В последнее время снился ему сон о деньгах. Будто он стал чрезвычайно богат, да к тому же еще взял да и пролез в игольное ушко, а для того, чтобы никто не сомневался в этом, взял и пролез через него еще один раз.
И еще один сон имел место – сон про чудо превращения вина в воду. Был этот сон весьма своевременен, потому что местные трудники если пили, то пили безмерно и основательно, не останавливаясь до тех пор, пока не явился перед ними сам отец Иов и, видя печальное их положение, не обратил всю окрестную водку в воду, за что трудники его боготворили и кричали при виде его «Ура».
Сцена.
Отец Иов, отец Фалафель и Сергей-пасечник в Третьяковской галерее. Пасечник что-то рассказывает, благо, что он закончил ко всему прочему еще и искусствоведческий факультет МГУ, между тем как по ходу его рассказов отец Иов становится все мрачнее и мрачнее и, наконец, останавливается и, развернувшись, быстро идет к выходу.

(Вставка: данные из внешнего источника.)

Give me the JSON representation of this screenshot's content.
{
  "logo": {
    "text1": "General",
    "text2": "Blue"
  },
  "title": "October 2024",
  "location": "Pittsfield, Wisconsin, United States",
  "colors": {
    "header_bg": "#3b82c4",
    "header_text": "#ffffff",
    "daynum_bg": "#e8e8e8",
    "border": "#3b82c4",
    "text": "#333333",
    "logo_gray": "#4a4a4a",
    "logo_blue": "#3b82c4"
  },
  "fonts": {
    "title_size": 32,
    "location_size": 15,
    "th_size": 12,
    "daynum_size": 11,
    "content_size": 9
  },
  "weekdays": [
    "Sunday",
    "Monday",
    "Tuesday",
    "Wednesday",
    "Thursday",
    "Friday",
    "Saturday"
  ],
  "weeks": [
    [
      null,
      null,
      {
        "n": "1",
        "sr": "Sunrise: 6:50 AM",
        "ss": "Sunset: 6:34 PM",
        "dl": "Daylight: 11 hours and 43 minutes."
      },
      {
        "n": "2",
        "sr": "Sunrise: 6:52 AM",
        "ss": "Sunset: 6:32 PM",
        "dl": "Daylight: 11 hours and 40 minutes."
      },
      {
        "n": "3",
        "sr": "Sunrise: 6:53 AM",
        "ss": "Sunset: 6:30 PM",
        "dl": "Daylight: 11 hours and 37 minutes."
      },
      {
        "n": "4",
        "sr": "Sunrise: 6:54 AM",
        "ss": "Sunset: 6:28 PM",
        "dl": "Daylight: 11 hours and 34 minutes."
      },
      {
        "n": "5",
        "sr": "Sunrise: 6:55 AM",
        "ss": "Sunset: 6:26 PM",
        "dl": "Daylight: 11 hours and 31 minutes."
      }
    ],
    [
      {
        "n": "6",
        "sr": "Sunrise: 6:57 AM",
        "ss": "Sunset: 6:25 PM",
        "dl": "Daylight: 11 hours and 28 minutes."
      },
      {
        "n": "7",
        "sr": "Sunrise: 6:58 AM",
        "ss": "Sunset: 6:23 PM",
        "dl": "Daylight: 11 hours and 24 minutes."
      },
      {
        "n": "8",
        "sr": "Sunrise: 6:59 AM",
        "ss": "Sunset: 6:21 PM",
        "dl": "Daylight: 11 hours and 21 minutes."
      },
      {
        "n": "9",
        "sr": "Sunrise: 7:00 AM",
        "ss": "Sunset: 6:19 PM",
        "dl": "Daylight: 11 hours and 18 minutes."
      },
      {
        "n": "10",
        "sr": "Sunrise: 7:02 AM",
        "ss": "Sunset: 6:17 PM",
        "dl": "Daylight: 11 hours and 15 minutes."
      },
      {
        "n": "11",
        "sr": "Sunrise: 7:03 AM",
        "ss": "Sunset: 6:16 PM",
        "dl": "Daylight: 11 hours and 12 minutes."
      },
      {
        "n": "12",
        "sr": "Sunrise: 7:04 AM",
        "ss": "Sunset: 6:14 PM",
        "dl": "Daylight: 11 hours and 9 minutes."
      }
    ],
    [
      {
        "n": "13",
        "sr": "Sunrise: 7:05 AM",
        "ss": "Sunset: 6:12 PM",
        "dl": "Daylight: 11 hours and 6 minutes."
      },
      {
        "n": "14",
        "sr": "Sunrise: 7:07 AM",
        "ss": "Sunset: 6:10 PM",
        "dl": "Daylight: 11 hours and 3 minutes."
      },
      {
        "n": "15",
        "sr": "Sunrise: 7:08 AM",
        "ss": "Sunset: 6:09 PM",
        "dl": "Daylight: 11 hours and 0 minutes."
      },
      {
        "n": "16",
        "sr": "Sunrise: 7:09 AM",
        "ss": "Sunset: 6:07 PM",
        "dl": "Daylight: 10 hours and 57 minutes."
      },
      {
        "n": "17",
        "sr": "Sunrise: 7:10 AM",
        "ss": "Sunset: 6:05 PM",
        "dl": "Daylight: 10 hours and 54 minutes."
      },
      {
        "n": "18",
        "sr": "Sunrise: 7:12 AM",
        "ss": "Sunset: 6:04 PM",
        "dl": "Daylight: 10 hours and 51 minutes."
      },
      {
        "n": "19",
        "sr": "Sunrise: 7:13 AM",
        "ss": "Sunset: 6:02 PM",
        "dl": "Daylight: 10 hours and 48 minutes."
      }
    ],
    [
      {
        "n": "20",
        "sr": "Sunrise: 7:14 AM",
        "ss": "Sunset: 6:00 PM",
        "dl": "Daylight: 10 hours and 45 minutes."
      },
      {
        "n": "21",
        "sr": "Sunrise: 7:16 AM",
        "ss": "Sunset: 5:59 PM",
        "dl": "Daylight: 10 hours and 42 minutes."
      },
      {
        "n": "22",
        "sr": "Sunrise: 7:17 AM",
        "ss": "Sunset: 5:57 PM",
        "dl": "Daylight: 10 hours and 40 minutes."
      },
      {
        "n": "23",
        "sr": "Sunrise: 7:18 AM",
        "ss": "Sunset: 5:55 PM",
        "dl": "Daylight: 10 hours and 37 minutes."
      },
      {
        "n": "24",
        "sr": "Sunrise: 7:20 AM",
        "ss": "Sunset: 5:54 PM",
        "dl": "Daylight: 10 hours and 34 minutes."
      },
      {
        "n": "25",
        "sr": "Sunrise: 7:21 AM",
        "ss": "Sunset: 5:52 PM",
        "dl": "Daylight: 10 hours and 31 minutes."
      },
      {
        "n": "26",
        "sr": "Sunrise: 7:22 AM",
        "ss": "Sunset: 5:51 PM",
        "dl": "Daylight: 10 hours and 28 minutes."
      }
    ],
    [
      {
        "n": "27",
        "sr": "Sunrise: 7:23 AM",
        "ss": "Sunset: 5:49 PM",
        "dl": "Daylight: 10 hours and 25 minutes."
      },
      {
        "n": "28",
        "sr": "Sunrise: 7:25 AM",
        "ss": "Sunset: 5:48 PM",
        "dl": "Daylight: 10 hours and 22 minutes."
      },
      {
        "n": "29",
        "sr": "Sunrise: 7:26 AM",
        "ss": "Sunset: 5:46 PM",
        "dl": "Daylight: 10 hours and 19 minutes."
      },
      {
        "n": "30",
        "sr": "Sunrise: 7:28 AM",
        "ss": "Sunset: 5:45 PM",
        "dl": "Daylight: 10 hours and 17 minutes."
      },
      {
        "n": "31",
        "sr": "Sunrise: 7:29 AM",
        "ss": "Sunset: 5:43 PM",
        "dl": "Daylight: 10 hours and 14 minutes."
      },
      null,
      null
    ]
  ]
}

– Что это с ним? – удивленно спрашивает Пасечник.
– А ты не знаешь? – говорит отец Фалафель.
– Ну, не до такой же степени, – возражает Пасечник, вызывая громкий смех отца Фалафеля.
А со стены на них укоризненно смотрят все восемьдесят заседающих членов государственного Совета.

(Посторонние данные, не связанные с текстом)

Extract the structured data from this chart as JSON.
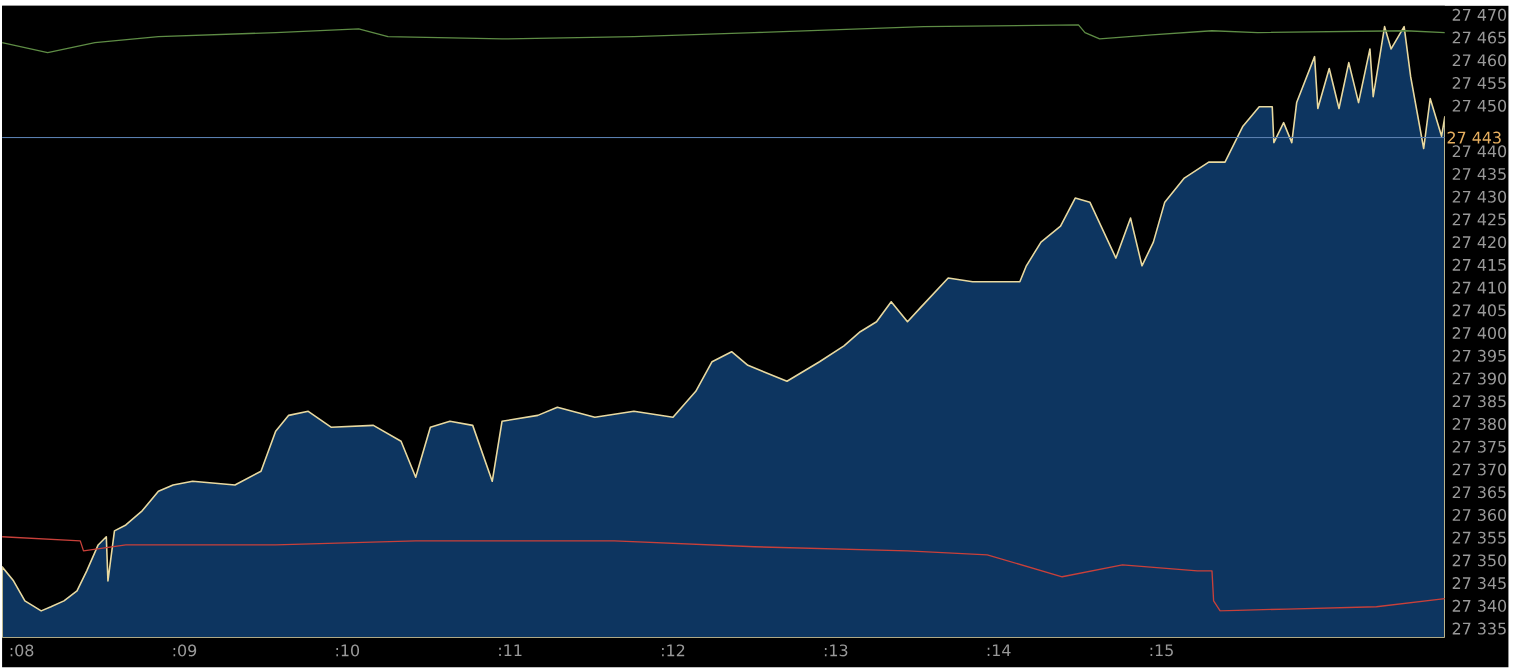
{
  "chart_data": {
    "type": "area",
    "xlim": [
      7.88,
      16.74
    ],
    "ylim": [
      27333,
      27472
    ],
    "xticks": [
      {
        "value": 8,
        "label": ":08"
      },
      {
        "value": 9,
        "label": ":09"
      },
      {
        "value": 10,
        "label": ":10"
      },
      {
        "value": 11,
        "label": ":11"
      },
      {
        "value": 12,
        "label": ":12"
      },
      {
        "value": 13,
        "label": ":13"
      },
      {
        "value": 14,
        "label": ":14"
      },
      {
        "value": 15,
        "label": ":15"
      }
    ],
    "yticks": [
      {
        "value": 27335,
        "label": "27 335"
      },
      {
        "value": 27340,
        "label": "27 340"
      },
      {
        "value": 27345,
        "label": "27 345"
      },
      {
        "value": 27350,
        "label": "27 350"
      },
      {
        "value": 27355,
        "label": "27 355"
      },
      {
        "value": 27360,
        "label": "27 360"
      },
      {
        "value": 27365,
        "label": "27 365"
      },
      {
        "value": 27370,
        "label": "27 370"
      },
      {
        "value": 27375,
        "label": "27 375"
      },
      {
        "value": 27380,
        "label": "27 380"
      },
      {
        "value": 27385,
        "label": "27 385"
      },
      {
        "value": 27390,
        "label": "27 390"
      },
      {
        "value": 27395,
        "label": "27 395"
      },
      {
        "value": 27400,
        "label": "27 400"
      },
      {
        "value": 27405,
        "label": "27 405"
      },
      {
        "value": 27410,
        "label": "27 410"
      },
      {
        "value": 27415,
        "label": "27 415"
      },
      {
        "value": 27420,
        "label": "27 420"
      },
      {
        "value": 27425,
        "label": "27 425"
      },
      {
        "value": 27430,
        "label": "27 430"
      },
      {
        "value": 27435,
        "label": "27 435"
      },
      {
        "value": 27440,
        "label": "27 440"
      },
      {
        "value": 27450,
        "label": "27 450"
      },
      {
        "value": 27455,
        "label": "27 455"
      },
      {
        "value": 27460,
        "label": "27 460"
      },
      {
        "value": 27465,
        "label": "27 465"
      },
      {
        "value": 27470,
        "label": "27 470"
      }
    ],
    "ref_lines": [
      {
        "axis": "y",
        "value": 27443,
        "label": "27 443",
        "color": "#5a7fb0"
      }
    ],
    "series": [
      {
        "color": "#0d3560",
        "x": [
          7.88,
          7.95,
          8.02,
          8.12,
          8.18,
          8.26,
          8.34,
          8.4,
          8.47,
          8.52,
          8.53,
          8.57,
          8.64,
          8.74,
          8.84,
          8.93,
          9.05,
          9.31,
          9.47,
          9.56,
          9.64,
          9.76,
          9.9,
          10.16,
          10.33,
          10.42,
          10.51,
          10.63,
          10.77,
          10.89,
          10.95,
          11.17,
          11.29,
          11.52,
          11.76,
          12.0,
          12.14,
          12.24,
          12.36,
          12.46,
          12.7,
          12.9,
          13.05,
          13.15,
          13.25,
          13.34,
          13.44,
          13.52,
          13.69,
          13.84,
          14.13,
          14.17,
          14.26,
          14.38,
          14.47,
          14.56,
          14.72,
          14.81,
          14.88,
          14.95,
          15.02,
          15.14,
          15.29,
          15.39,
          15.5,
          15.6,
          15.68,
          15.69,
          15.75,
          15.8,
          15.83,
          15.94,
          15.96,
          16.03,
          16.09,
          16.15,
          16.21,
          16.28,
          16.3,
          16.37,
          16.41,
          16.49,
          16.53,
          16.61,
          16.65,
          16.72,
          16.74
        ],
        "values": [
          27348.6,
          27345.5,
          27341.1,
          27338.9,
          27339.8,
          27341.1,
          27343.3,
          27347.7,
          27353.4,
          27355.2,
          27345.5,
          27356.5,
          27357.8,
          27360.9,
          27365.2,
          27366.6,
          27367.4,
          27366.6,
          27369.6,
          27378.4,
          27381.9,
          27382.8,
          27379.3,
          27379.7,
          27376.2,
          27368.3,
          27379.3,
          27380.6,
          27379.7,
          27367.4,
          27380.6,
          27381.9,
          27383.7,
          27381.5,
          27382.8,
          27381.5,
          27387.2,
          27393.7,
          27395.9,
          27392.9,
          27389.4,
          27393.7,
          27397.2,
          27400.3,
          27402.5,
          27406.9,
          27402.5,
          27405.6,
          27412.1,
          27411.3,
          27411.3,
          27414.8,
          27420.0,
          27423.5,
          27429.7,
          27428.8,
          27416.5,
          27425.3,
          27414.8,
          27420.0,
          27428.8,
          27434.1,
          27437.6,
          27437.6,
          27445.5,
          27449.8,
          27449.8,
          27441.9,
          27446.3,
          27441.9,
          27450.7,
          27460.8,
          27449.4,
          27458.2,
          27449.4,
          27459.5,
          27450.7,
          27462.5,
          27452.0,
          27467.4,
          27462.5,
          27467.4,
          27456.4,
          27440.6,
          27451.6,
          27443.3,
          27447.6
        ]
      },
      {
        "type": "line",
        "color": "#5e8c45",
        "x": [
          7.88,
          8.16,
          8.45,
          8.84,
          9.56,
          10.07,
          10.25,
          10.95,
          11.76,
          12.5,
          13.54,
          14.49,
          14.53,
          14.62,
          14.94,
          15.31,
          15.59,
          16.5,
          16.74
        ],
        "values": [
          27463.9,
          27461.7,
          27463.9,
          27465.2,
          27466.1,
          27466.9,
          27465.2,
          27464.7,
          27465.2,
          27466.1,
          27467.4,
          27467.8,
          27466.1,
          27464.7,
          27465.6,
          27466.5,
          27466.1,
          27466.5,
          27466.1
        ]
      },
      {
        "type": "line",
        "color": "#c8403a",
        "x": [
          7.88,
          8.36,
          8.38,
          8.64,
          9.56,
          10.42,
          11.64,
          12.5,
          13.44,
          13.93,
          14.39,
          14.76,
          15.22,
          15.31,
          15.32,
          15.36,
          15.77,
          16.32,
          16.74
        ],
        "values": [
          27355.2,
          27354.3,
          27352.1,
          27353.4,
          27353.4,
          27354.3,
          27354.3,
          27353.0,
          27352.1,
          27351.2,
          27346.4,
          27349.0,
          27347.7,
          27347.7,
          27341.1,
          27338.9,
          27339.3,
          27339.8,
          27341.6
        ]
      }
    ]
  }
}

Страшен был год 1918, но 1919 был, по свидетельству очевидцев, еще страшнее.
Мела поземка по ледяному насту, кружила метель, заметая еще видные тропинки и дорожки, подступали к самой дороге ранние сумерки, ржали лошади, увязая в снегу или скользя по предательскому льду, когда отряд только-только сформированных при городском райкоме чоновцев, перейдя мост, остановился в виду ближайшего монастыря, чьи золотые маковки слабо мерцали даже сквозь кружащую изо всех сил метель.
Возглавлял отряд странный человек с винтовкой за плечами, в длиннополой солдатской шинели, валенках и в двух треухах, повязанных один на другой. Был этот человек уже немолод, носил очки, и взгляд его из-под мокрых стекол был печален и, казалось, видел насквозь все, что происходит вокруг. Впрочем, если бы не этот быстро тающий на стеклах очков снег, то можно было бы подумать, что хозяин очков беззвучно плачет, отворачиваясь от едущих за ним всадников и опасаясь, чтобы кто-нибудь не увидел текущие по его щекам слезы.
Человека с печальным взглядом звали Моисей Грозенбах. До 1905 года он был учителем в начальной гимназии, а потом примкнул к революции и вскоре стал профессиональным революционером, которого бросала судьба по всей России, а в начале 1919-го занесла в этот маленький городок на Украине, где по заданию партии он занимался сначала продовольствием и армейскими поставками, а потом организовал первый чоновский отряд, запомнившийся современникам, главным образом, количеством крови, пролитой ради светлого будущего всех униженных и оскорбленных.
Выл ветер в столетних дубах и гремело где-то сорванное кровельное железо, когда отряд Моисея остановился перед монастырскими воротами, в которые долго стучали прикладами и звонили в висящий у ворот небольшой колокол, чей погребальный звон как будто напоминал стоящим о близости смерти.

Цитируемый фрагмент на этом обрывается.